[1] In some sense, particle-spin is a rotation about its own axis, but this classical concept is limited. The electron can spin clockwise or counter-clockwise, and these two values are denoted by spin 'up' and spin 'down'. |
[2] A particle can be given a desired spin through a Stern-Gerlach device, in which electrons are made to pass through a magnetic field. |
The connectedness is even more perplexing in another experiment. In twin-particle-system of Zero spin [1], spin of each of the particles cancels the other.
If one of the particles has a spin 'up' the other particle has spin 'down'. If the first particle has a spin 'right', the second one has a spin 'left'. No matter how the particles are oriented, their spins are always equal and opposite.
Now, if these particles are made to go off in opposite directions, i.e., if one goes to New York, and the other to Bombay or one on the earth and the other on the moon, their combined spins will still always be Zero. Supposethe particle in New York [2] is given a spin 'up', we do not have to make a measurement on the other particle in Bombay, because we know that its spin is equal and opposite to its twin, i.e. 'down'. Somehow, the particle in Bombay knows that its twin is spinning up. In other words, what was done in New York affected what happened in Bombay.

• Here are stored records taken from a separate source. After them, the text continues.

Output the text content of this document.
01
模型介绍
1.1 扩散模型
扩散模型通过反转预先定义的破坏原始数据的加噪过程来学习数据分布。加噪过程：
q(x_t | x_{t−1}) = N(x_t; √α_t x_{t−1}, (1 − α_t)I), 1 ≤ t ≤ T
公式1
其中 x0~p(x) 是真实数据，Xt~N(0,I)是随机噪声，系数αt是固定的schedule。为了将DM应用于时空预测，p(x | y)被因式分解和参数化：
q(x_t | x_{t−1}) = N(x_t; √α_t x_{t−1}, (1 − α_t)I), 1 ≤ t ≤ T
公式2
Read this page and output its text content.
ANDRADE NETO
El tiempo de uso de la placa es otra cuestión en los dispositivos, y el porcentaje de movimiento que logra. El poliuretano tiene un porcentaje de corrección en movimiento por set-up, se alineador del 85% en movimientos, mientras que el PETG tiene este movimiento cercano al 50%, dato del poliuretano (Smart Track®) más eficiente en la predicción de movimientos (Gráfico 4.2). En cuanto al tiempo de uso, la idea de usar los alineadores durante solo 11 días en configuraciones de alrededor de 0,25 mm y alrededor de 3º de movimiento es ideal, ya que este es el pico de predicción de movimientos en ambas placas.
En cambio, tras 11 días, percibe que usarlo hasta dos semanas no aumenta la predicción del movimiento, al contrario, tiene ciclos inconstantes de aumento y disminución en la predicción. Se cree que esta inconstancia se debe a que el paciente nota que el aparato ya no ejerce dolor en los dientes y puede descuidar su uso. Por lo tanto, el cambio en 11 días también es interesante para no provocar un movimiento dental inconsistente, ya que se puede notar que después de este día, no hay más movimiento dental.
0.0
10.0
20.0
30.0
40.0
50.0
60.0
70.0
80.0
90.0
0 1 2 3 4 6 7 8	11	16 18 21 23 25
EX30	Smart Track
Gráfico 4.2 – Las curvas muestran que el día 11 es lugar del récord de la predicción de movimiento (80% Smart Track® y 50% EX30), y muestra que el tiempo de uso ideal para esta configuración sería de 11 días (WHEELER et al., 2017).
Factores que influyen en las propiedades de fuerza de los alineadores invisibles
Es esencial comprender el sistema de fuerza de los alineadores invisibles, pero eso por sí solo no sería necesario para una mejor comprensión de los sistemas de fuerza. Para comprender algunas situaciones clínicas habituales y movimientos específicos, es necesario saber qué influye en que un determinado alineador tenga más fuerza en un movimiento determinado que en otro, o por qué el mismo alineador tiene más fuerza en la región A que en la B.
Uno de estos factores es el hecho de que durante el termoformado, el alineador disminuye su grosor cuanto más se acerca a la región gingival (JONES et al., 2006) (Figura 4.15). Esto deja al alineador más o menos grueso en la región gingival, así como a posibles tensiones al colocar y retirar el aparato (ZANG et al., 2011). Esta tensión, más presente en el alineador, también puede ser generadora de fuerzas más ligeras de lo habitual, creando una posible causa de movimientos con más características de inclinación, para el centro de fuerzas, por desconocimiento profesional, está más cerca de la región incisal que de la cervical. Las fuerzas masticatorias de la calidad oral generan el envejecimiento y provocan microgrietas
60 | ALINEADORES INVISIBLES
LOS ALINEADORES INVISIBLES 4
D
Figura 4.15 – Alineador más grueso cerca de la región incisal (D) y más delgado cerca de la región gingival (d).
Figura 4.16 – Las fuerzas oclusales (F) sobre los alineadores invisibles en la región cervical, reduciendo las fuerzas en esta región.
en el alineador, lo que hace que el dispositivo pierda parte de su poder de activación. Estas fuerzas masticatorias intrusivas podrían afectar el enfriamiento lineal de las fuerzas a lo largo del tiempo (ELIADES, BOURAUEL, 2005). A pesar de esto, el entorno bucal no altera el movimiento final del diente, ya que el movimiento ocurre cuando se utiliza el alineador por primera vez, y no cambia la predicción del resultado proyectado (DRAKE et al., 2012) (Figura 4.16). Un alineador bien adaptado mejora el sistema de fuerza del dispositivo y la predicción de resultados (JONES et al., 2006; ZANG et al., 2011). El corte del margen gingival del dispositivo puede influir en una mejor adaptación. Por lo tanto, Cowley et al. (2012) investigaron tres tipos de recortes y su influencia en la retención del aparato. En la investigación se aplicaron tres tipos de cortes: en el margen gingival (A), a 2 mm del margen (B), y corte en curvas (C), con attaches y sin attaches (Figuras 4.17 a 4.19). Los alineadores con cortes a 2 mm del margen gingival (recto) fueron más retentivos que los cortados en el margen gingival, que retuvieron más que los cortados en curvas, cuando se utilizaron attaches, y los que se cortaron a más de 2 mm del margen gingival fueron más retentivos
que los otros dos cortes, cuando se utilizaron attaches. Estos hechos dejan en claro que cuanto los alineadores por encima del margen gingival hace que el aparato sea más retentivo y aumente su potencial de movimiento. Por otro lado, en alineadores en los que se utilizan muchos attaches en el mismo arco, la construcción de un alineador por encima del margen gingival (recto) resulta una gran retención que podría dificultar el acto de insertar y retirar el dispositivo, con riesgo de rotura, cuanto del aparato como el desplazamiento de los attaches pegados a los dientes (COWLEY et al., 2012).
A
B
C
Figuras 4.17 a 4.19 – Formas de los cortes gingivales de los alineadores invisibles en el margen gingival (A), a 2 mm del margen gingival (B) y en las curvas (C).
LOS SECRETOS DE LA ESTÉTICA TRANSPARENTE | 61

This strange phenomenon is known as the Einstein-Podolsky-Rosen (EPR) effect. How does the particle in Bombay know which axis has been chosen? There is no time for it to receive the information from the other particle by any conventional signal. EPR's thought experiment is the Pandora's Box of modern physics. It inadvertently illustrated an inexplicable connectedness between particles in two far away different places.
This is the crux of the EPR experiment, and this is where Einstein disagreed with Bohr.